What was the biggest challenge you faced when you actually started to stage the plays?
Scheduling 11 actors! And striving to present the six scenes somewhat seamlessly in the end - a repeated compliment the end product received from numerous audience members was that they weren't sure where one writer ended and the next started for large swaths of the piece and how enjoyable that made the whole affair.

Did you go into the process with any sort of overarching interpretation of what the story and action of the play were about, or did you just let the chips fall where they would?

The actors and I just let the script guide us and made decisions as questions came up. We were willing to entertain the incongruities and just let the piece evolve from a thriller into a sort of magical realism. It didn't hurt one little bit that the final playwright, Qui Nguyen, gave us the best out ever to explain what the audience just sat through: time travel. Works every time.

On a similar note, how aware were you of the individual voices of the writers while you were directing – did knowledge that the script was penned by six different writers affect the staging and performance style?
I know all of Team B's writers and that knowledge definitely informed how certain scenes were handled. For instance, it was very apparent to me that Matt Freeman's scene, featuring a couple who is brought back to life after being shot in the head, needed to play out as a typical lovers' spat if his (typically awesome) brand of comedy was going to play just right - it couldn't be labored or overly dramatic. But, for all the different places the script went, the writers stayed pretty damn true to the characters throughout, even though those characters were sometimes very different stylistically from each other: Dragnet cops and grungy teens and fairy tale mothers and Jersey truck drivers turned British time travelers. Yep.

If you received the unlikely news that we’d be bringing your Dainty Cadaver script to Broadway or BAM, what would be the biggest budget item you’d want to spring for?
I need the time machine from the final scene to be amazing and real - the fearless time traveler, Al, his "daughter", Lindsay, and the cop, Dellogrosso, need to lift off over the audience in their machine and hover there and then the finale could feature the three of them along with the rest of the characters from the show plus people and creatures from across time singing "Seasons of Love": FDR, Don Mattingly, any dinosaur, the Marx Brothers, St. Joan, Betty White, a Viking, etc.

Which dead or super-famous playwright would you most like to include in a future Dainty Cadaver?
Paying homage to my own Piper McKenzie, it would most certainly have to be Stanislaw Ignacy Witkiewicz.

What changes or innovations would you suggest for future iterations of the Dainty Cadaver? Do you think the writers or directors should be given any additional kind of formal restraint?
I wouldn't change a thing. I realize I got to see a bit more of the process than a lot of the folks involved, but the rules as they were this time around really encouraged the writers to balance continuing the play with putting their own stamp on it, and let the directors and their actors find their own ways through the scripts. It made things challenging and exciting and just plain fun.
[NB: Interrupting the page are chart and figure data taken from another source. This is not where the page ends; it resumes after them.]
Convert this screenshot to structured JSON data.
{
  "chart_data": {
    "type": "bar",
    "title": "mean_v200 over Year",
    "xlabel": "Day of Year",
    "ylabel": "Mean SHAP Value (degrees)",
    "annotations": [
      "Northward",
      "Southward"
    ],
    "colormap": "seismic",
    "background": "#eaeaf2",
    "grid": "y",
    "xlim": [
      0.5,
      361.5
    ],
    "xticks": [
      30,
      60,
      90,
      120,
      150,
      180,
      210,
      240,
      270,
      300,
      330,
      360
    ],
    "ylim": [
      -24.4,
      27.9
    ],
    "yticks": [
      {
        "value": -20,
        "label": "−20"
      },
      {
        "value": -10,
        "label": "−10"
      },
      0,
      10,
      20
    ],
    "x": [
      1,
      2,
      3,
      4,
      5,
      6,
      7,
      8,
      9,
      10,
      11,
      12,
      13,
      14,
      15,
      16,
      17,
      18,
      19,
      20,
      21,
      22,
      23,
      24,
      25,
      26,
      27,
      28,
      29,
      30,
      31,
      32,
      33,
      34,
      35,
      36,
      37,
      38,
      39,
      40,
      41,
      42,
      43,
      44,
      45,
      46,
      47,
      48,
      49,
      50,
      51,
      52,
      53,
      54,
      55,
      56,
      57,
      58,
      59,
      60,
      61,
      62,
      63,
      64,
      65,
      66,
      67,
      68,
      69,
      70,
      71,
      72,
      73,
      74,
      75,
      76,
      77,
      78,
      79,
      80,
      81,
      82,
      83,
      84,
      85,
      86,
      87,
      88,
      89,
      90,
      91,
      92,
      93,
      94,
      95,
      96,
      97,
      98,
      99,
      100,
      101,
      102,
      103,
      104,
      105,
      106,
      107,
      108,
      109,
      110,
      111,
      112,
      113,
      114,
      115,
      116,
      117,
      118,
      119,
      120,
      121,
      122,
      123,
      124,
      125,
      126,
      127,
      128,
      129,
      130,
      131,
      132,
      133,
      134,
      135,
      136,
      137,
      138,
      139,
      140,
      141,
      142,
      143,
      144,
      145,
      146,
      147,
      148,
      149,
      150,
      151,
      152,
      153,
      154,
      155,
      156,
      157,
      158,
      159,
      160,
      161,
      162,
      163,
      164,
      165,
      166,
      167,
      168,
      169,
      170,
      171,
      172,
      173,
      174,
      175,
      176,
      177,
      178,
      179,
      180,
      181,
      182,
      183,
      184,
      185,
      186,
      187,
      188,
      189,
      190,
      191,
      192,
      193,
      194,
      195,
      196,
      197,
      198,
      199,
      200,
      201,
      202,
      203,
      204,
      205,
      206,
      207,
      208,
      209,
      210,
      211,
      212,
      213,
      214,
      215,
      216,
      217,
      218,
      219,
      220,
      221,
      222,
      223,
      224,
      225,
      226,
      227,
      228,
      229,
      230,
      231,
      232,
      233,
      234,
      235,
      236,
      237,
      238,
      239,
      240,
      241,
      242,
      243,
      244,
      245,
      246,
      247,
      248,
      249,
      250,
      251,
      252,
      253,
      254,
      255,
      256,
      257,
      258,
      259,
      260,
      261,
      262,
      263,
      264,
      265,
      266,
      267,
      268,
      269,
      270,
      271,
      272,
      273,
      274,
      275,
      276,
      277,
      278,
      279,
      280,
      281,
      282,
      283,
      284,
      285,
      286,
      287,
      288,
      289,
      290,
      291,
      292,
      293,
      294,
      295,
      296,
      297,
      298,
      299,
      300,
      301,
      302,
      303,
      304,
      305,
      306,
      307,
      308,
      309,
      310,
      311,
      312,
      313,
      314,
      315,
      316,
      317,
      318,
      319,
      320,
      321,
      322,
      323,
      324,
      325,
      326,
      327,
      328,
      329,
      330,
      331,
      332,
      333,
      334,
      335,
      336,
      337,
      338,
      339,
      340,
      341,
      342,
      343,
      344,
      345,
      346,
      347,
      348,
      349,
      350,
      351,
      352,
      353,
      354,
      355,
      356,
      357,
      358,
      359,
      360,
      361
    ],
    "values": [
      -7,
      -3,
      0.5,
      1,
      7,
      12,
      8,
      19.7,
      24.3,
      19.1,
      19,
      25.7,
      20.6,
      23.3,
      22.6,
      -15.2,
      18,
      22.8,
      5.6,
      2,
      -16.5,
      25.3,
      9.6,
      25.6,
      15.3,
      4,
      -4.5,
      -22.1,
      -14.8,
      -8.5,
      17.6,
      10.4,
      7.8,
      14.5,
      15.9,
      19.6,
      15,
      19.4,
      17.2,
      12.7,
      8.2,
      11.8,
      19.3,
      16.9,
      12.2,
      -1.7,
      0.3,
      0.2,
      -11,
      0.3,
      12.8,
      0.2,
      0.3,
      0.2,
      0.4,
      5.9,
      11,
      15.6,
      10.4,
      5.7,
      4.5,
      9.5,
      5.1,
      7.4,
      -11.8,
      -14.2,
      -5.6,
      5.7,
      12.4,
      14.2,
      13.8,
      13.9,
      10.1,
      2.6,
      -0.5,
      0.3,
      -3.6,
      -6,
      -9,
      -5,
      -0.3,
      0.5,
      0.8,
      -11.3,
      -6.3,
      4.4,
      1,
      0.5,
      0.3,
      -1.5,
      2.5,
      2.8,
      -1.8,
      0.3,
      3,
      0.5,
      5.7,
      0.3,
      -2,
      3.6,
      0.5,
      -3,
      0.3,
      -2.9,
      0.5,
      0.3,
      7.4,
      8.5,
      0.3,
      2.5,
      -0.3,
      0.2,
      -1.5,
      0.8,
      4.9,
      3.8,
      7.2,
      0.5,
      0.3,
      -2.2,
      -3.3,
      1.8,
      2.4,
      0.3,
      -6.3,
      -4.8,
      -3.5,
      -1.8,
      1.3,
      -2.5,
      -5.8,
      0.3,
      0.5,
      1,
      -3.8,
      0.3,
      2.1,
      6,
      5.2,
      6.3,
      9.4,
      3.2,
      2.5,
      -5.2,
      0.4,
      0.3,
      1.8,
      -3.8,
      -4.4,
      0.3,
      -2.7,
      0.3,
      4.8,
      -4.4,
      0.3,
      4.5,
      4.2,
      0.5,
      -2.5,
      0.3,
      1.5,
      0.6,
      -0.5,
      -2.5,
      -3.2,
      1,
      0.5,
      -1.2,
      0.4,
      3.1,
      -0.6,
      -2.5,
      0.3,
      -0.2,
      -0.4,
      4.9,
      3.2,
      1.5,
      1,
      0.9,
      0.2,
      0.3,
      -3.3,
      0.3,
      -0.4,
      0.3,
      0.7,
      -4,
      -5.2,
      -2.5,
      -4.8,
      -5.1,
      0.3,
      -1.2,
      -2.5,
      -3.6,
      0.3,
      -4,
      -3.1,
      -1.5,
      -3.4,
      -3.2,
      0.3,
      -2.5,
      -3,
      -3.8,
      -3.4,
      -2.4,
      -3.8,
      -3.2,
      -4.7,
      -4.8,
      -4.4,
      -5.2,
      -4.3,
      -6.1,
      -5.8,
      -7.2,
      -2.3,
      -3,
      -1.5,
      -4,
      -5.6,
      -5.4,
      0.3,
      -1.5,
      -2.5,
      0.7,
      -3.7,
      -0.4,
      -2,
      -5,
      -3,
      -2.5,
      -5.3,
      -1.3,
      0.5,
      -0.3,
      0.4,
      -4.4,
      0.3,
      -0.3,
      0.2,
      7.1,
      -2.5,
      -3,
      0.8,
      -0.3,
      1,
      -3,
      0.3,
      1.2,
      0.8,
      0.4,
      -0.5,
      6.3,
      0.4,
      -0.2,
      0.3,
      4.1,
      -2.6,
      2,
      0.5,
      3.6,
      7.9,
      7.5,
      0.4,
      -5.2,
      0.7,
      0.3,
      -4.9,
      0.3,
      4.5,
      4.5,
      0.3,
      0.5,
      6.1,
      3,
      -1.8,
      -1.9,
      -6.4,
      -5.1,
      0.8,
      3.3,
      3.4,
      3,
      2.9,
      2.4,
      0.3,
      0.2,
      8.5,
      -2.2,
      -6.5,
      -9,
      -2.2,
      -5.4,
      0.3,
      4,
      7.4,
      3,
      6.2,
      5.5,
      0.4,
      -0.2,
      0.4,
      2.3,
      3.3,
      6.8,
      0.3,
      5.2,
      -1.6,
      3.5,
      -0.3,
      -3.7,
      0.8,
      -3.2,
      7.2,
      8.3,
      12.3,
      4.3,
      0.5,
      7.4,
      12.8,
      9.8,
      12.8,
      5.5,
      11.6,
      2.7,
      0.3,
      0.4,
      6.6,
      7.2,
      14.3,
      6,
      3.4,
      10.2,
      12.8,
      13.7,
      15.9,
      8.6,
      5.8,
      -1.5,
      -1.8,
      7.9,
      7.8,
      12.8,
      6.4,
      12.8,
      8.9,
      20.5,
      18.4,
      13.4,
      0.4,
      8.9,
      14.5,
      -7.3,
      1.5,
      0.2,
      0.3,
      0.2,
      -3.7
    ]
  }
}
What’s next on the docket for you?
First, I get back to a bit of the ol' acting for Trav S.D. in his newest production at LaMaMa in March. Then I'm supposed to, like, chill out and have a baby in mid-April. At least that's what my midwife tells me.

Anything you want to add that wasn’t accounted for in these questions?
We're already figuring out Dainty Cadaver II, Electric Boogaloo. Keep your ear to the ground for more info on that. And thank you again to all who participated in this first one! ROCK.